You’re missing the point of AI coding if you think that’s the measure of its capabilities.

francisofascii•1d ago
I admit, have a negative feeling that if my Computer Science discipline is going down in the Titanic, then other disciplines should go down with me. I know its not a good attitude. It feels unfair that CS job will be the first to fall, but we have had it so good for so long, maybe it is fair. Our industry moves so fast. I suspect lawyers, doctors, other "white collar" jobs will take longer and be slower to disrupt due to societal delays and protections (unions, laws, etc.), even though AI could potentially affect these disciplines more down the road.
datadrivenangel•1d ago
The number of jobs doing low-level code will likely increase even as AI reduces the premium for the skills.
eyesofgod•1d ago
Eh most of the jobs that will survive over time are already shit jobs. I cant wish too ill on people in those situations.
xianshou•1d ago
AI is, currently, coming not for the coders who made it but for the coders who didn't contribute to or ignored it. The foundation labs are all quite committed to recursive self-improvement of coding tools as a general research accelerant.
iLoveOncall•1d ago
When I see how unsupervised LLMs struggle with coding tasks (see public PRs from Copilot on Microsoft codebases) I don't see how recursive self-improvement can lead to any actual improvement rather than the total opposite.
bwfan123•1d ago
Can we have a rule which says - "those who have not coded for a living shall not make sweeping statements about the future of coding" ?

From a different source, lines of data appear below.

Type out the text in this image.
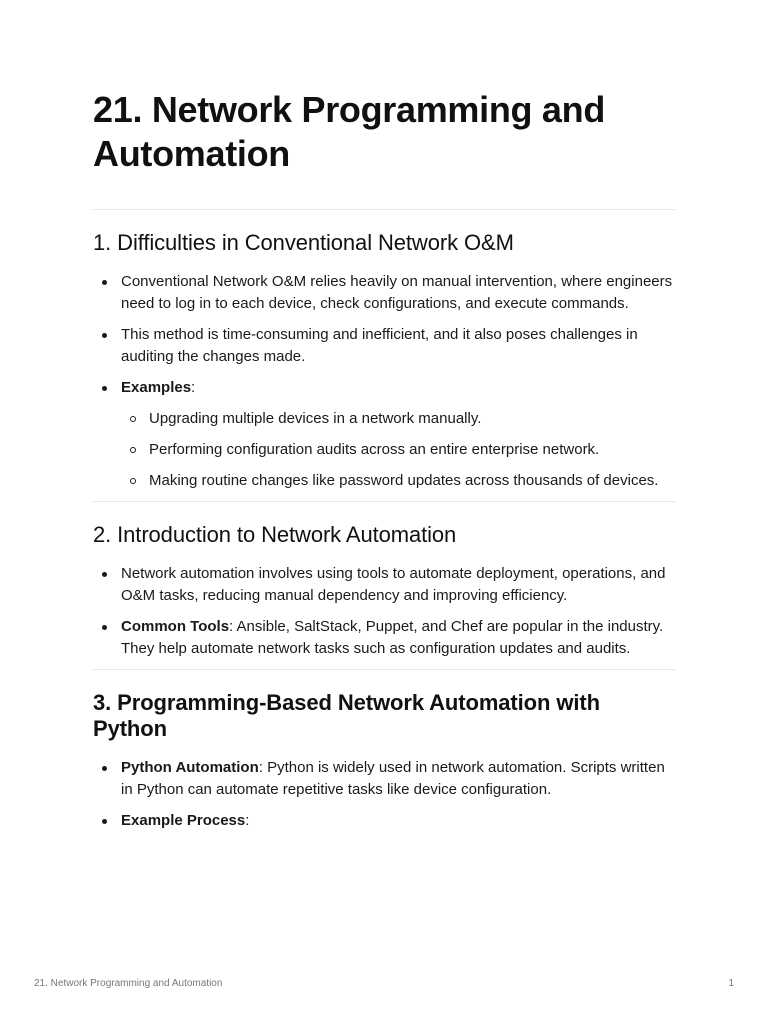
21. Network Programming and Automation
1. Difficulties in Conventional Network O&M
Conventional Network O&M relies heavily on manual intervention, where engineers need to log in to each device, check configurations, and execute commands.
This method is time-consuming and inefficient, and it also poses challenges in auditing the changes made.
Examples:
Upgrading multiple devices in a network manually.
Performing configuration audits across an entire enterprise network.
Making routine changes like password updates across thousands of devices.
2. Introduction to Network Automation
Network automation involves using tools to automate deployment, operations, and O&M tasks, reducing manual dependency and improving efficiency.
Common Tools: Ansible, SaltStack, Puppet, and Chef are popular in the industry. They help automate network tasks such as configuration updates and audits.
3. Programming-Based Network Automation with Python
Python Automation: Python is widely used in network automation. Scripts written in Python can automate repetitive tasks like device configuration.
Example Process:
21. Network Programming and Automation	1
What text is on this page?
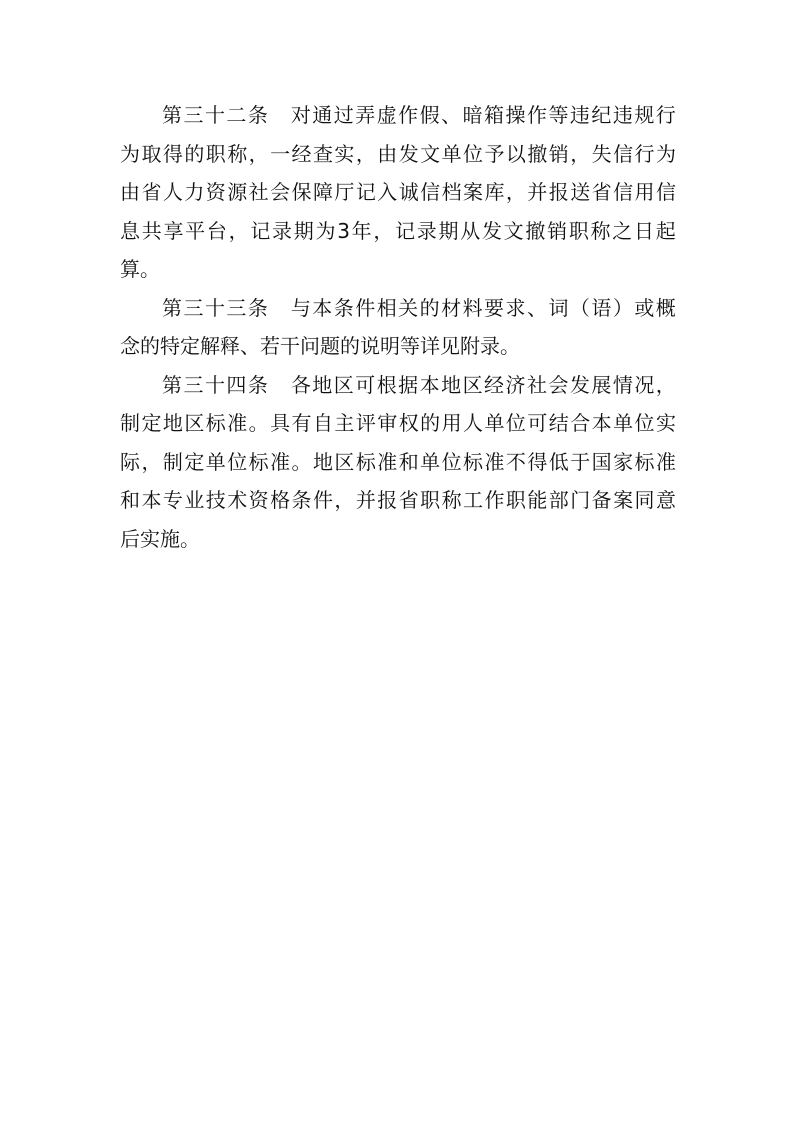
第 三 十 二 条
　 对 通 过 弄 虚 作 假 、 暗 箱 操 作 等 违 纪 违 规 行
为 取 得 的 职 称 ， 一 经 查 实 ， 由 发 文 单 位 予 以 撤 销 ， 失 信 行 为
由 省 人 力 资 源 社 会 保 障 厅 记 入 诚 信 档 案 库 ， 并 报 送 省 信 用 信
息 共 享 平 台 ， 记 录 期 为 3 年 ， 记 录 期 从 发 文 撤 销 职 称 之 日 起
算。
第 三 十 三 条
　 与 本 条 件 相 关 的 材 料 要 求 、 词 （ 语 ） 或 概
念的特定解释、若干问题的说明等详见附录。
第 三 十 四 条
　 各 地 区 可 根 据 本 地 区 经 济 社 会 发 展 情 况 ，
制 定 地 区 标 准 。 具 有 自 主 评 审 权 的 用 人 单 位 可 结 合 本 单 位 实
际 ， 制 定 单 位 标 准 。 地 区 标 准 和 单 位 标 准 不 得 低 于 国 家 标 准
和 本 专 业 技 术 资 格 条 件 ， 并 报 省 职 称 工 作 职 能 部 门 备 案 同 意
后实施。
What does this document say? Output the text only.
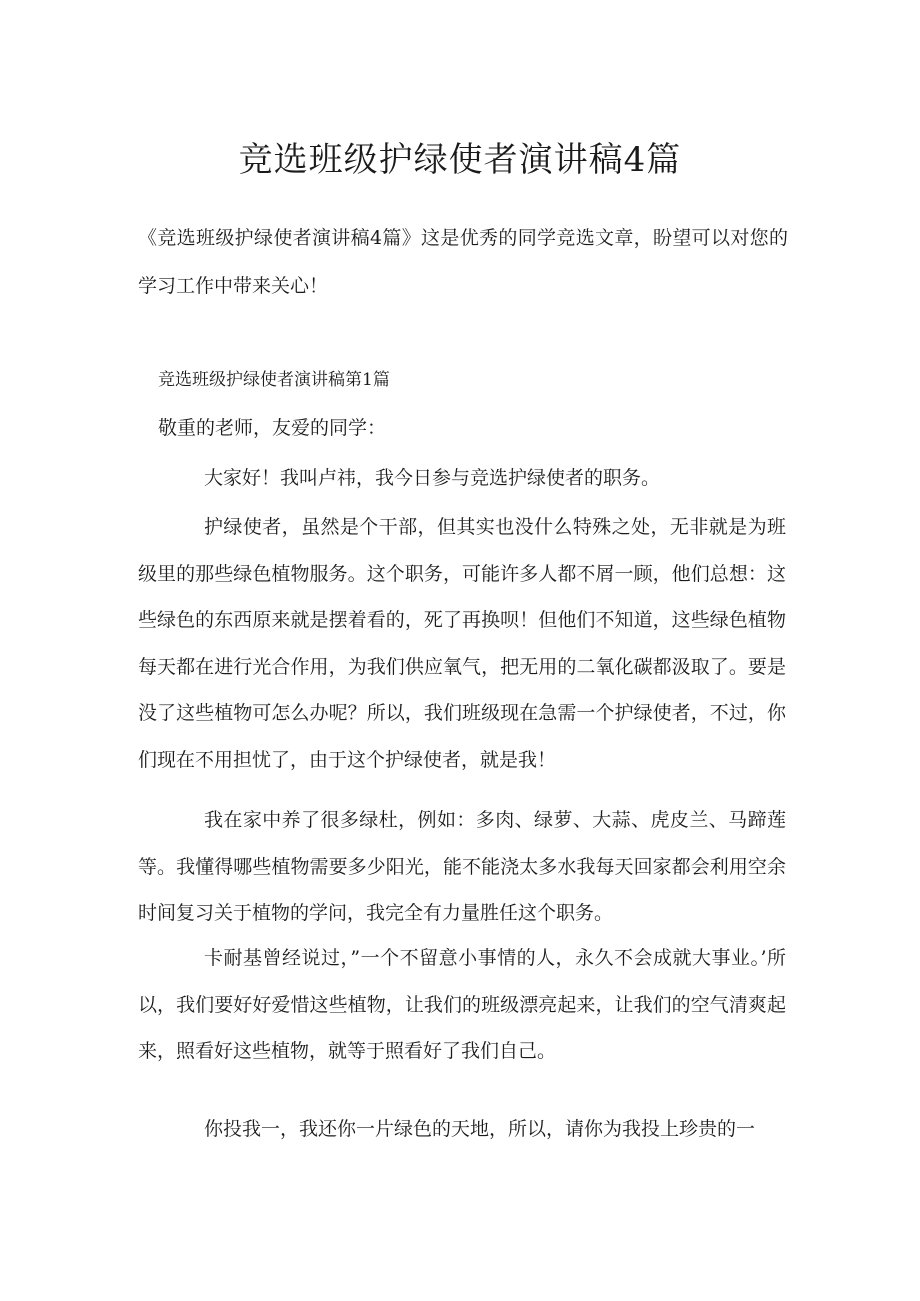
竞选班级护绿使者演讲稿4篇
《竞选班级护绿使者演讲稿4篇》这是优秀的同学竞选文章，盼望可以对您的学习工作中带来关心！
竞选班级护绿使者演讲稿第1篇
敬重的老师，友爱的同学：

大家好！我叫卢祎，我今日参与竞选护绿使者的职务。

护绿使者，虽然是个干部，但其实也没什么特殊之处，无非就是为班级里的那些绿色植物服务。这个职务，可能许多人都不屑一顾，他们总想：这些绿色的东西原来就是摆着看的，死了再换呗！但他们不知道，这些绿色植物每天都在进行光合作用，为我们供应氧气，把无用的二氧化碳都汲取了。要是没了这些植物可怎么办呢？所以，我们班级现在急需一个护绿使者，不过，你们现在不用担忧了，由于这个护绿使者，就是我！

我在家中养了很多绿杜，例如：多肉、绿萝、大蒜、虎皮兰、马蹄莲等。我懂得哪些植物需要多少阳光，能不能浇太多水我每天回家都会利用空余时间复习关于植物的学问，我完全有力量胜任这个职务。

卡耐基曾经说过，”一个不留意小事情的人，永久不会成就大事业。’所以，我们要好好爱惜这些植物，让我们的班级漂亮起来，让我们的空气清爽起来，照看好这些植物，就等于照看好了我们自己。

你投我一，我还你一片绿色的天地，所以，请你为我投上珍贵的一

All sorts of academic and management folks are coming out of the woodwork making predictions about the future of coding when they dont know what the hell it is ?

eyesofgod•1d ago
Academics are of no concern really. They aren't treated seriously, but I do care what management things. Even if they're blowhard retards with no idea what they're talking about, they're still calling the shots and still making the decisions
andrewstuart•1d ago
Far from the truth.

If anything, more than ever you need to be a great programmer to know how to direct the process to a worthwhile outcome.